O ministro Alexandre de Moraes, do Supremo Tribunal Federal
(STF), decidiu, nesta sexta-feira (12), abrir inquérito para apurar a conduta
de dirigentes do Google e do Telegram em relação ao Projeto de Lei (PL) 2.630/2020,
que visa combater a desinformação nas redes sociais.
Segundo a Agência Brasil, o pedido de investigação foi aberto, na última quinta-feira (11),
pela Procuradoria-Geral da República (PGR), após o presidente da Câmara dos
Deputados, Arthur Lira (PP-AL), acionar a PGR e solicitar a abertura do
inquérito. No entendimento de Lira, as redes sociais têm feito
"contundente a abusiva" ação contra o PL, que está em tramitação na
Casa.
O presidente da Câmara salientou que as empresas que operam
as redes sociais utilizam "campanha de desinformação", provocando sobrecarga
nos sistemas de tecnologia da informação da Casa, ao fomentar que os usuários
pressionem os deputados por meio de link que remete ao portal da instituição na
internet.
Conforme determinação de Moraes, a Polícia Federal (PF) terá um
prazo de 60 dias para apurar os fatos. Na quarta-feira (10), o magistrado mandou
o Telegram apagar uma mensagem enviada aos usuários da plataforma contra a
aprovação do Projeto de Lei.
Na mensagem em massa disparada na terça-feira (9), diz a
Agência Brasil, o Telegram Brasil afirma que o PL representa "um ataque à
democracia". A plataforma enfatizou, ainda, que a medida “concede poderes
de censura” ao Governo Federal e que, se aprovada pelo Congresso Nacional,
criará um sistema de vigilância permanente que “matará a Internet moderna”.
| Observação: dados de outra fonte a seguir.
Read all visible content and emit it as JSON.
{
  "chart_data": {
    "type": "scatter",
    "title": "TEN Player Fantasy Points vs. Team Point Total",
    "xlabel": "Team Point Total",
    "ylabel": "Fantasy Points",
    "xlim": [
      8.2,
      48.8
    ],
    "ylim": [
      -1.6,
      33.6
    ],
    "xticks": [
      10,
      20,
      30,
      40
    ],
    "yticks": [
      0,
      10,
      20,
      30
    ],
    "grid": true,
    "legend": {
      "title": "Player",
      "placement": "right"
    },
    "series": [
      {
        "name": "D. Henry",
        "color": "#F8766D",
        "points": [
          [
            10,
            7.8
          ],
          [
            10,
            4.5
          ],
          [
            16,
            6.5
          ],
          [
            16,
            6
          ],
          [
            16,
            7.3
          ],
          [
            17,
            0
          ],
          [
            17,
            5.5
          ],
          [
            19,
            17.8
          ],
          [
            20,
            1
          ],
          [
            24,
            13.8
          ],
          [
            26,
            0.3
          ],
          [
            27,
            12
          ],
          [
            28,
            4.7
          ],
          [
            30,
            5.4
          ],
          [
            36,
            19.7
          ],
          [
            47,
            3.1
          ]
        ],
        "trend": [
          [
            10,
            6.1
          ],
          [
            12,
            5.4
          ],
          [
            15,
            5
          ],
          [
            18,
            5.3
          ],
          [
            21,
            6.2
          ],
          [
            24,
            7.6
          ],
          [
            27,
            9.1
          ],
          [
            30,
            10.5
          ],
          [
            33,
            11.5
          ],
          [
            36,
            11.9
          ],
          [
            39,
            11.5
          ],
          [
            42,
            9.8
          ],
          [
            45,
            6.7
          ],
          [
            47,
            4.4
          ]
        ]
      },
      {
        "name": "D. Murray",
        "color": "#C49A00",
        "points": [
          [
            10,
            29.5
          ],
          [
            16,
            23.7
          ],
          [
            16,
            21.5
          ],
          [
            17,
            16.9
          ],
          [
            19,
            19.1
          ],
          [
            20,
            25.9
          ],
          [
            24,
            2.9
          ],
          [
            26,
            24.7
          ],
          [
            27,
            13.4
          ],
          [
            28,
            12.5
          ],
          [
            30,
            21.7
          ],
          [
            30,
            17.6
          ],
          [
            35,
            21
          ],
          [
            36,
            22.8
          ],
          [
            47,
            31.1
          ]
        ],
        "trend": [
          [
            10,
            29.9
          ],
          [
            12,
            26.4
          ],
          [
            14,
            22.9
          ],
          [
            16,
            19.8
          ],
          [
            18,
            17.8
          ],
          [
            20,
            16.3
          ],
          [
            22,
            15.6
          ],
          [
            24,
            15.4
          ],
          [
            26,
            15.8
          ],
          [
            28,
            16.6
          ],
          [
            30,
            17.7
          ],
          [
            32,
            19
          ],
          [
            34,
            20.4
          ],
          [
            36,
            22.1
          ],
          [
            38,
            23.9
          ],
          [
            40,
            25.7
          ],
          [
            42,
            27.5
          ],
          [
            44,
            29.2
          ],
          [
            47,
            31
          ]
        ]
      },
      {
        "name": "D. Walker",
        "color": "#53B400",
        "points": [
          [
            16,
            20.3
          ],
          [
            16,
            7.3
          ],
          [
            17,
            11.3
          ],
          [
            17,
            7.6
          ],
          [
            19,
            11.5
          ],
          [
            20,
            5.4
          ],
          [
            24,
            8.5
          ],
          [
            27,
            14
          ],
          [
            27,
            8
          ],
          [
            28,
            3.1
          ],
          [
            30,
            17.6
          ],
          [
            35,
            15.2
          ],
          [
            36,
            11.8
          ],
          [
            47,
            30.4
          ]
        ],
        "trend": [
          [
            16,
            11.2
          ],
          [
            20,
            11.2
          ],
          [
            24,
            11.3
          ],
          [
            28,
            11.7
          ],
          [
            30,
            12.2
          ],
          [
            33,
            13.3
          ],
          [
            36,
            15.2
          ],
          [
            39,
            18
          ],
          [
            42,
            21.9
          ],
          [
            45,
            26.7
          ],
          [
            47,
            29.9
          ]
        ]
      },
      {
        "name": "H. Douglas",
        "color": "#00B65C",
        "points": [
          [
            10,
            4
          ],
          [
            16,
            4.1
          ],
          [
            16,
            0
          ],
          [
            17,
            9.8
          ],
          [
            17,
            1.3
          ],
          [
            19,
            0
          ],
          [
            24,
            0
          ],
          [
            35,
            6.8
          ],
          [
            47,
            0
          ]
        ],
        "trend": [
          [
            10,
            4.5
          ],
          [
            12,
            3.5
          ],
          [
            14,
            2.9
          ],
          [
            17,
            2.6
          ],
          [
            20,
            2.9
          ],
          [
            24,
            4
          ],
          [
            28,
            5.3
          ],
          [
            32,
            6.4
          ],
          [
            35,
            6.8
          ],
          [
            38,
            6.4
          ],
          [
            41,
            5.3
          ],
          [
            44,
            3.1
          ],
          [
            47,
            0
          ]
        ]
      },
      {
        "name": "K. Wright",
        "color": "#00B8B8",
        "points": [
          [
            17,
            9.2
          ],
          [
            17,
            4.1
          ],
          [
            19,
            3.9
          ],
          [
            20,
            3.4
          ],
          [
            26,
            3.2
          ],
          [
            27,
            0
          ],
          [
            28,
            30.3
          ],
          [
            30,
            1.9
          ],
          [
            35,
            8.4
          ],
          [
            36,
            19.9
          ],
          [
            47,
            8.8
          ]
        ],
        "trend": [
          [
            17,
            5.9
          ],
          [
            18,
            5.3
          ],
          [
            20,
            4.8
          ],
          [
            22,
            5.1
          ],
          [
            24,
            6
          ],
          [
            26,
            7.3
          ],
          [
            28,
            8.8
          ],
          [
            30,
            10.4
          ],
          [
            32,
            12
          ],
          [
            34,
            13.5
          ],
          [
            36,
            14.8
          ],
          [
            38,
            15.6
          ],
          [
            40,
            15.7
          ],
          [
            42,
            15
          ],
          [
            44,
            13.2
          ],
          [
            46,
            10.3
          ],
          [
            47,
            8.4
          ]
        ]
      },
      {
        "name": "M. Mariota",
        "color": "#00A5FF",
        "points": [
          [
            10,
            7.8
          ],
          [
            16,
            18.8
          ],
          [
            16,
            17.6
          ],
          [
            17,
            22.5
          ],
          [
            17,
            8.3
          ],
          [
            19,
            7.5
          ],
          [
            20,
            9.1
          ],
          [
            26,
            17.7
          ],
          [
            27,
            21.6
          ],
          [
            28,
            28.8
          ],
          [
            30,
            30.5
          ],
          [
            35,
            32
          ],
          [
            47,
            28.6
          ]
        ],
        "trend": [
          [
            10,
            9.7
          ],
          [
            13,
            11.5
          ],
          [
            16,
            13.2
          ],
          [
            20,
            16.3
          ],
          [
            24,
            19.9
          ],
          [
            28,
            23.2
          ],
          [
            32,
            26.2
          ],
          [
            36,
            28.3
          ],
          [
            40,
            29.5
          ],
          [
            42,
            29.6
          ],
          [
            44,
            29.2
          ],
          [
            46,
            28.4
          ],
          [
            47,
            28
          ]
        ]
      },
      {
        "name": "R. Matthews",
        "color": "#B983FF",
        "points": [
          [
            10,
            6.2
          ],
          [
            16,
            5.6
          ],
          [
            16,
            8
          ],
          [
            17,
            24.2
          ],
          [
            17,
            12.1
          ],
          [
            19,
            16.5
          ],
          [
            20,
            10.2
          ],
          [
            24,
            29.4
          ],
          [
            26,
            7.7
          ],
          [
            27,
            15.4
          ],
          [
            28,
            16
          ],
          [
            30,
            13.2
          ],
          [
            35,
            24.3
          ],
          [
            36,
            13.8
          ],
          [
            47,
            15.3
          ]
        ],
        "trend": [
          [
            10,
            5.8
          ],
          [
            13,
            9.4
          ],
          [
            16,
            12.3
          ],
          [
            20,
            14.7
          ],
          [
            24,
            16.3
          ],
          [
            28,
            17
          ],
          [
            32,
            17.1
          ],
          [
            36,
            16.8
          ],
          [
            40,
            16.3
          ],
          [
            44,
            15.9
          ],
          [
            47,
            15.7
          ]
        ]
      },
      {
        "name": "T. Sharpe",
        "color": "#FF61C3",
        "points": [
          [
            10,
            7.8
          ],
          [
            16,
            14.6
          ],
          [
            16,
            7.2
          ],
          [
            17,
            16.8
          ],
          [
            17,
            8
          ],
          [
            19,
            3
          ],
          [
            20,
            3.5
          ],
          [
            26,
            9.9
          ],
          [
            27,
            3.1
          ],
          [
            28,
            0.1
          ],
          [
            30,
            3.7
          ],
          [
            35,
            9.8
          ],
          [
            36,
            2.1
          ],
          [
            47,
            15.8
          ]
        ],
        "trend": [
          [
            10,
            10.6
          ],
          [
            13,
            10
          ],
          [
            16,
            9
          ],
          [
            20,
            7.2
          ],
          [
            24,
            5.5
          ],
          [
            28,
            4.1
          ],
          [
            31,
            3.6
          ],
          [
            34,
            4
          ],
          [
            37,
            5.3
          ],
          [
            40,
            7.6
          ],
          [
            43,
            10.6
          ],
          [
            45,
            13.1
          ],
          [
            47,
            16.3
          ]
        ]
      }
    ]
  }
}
Na decisão, Alexandre de Moraes disse que o inquérito vai
investigar os diretores que participaram da "campanha abusiva" contra
o PL. "Defiro as diligências requeridas e determino a identificação e
oitiva dos representados – todos os diretores e demais responsáveis da Google
Brasil e Telegram Brasil que tenham participado da campanha abusiva contra o
Projeto de Lei n. 2.630/2020", determinou.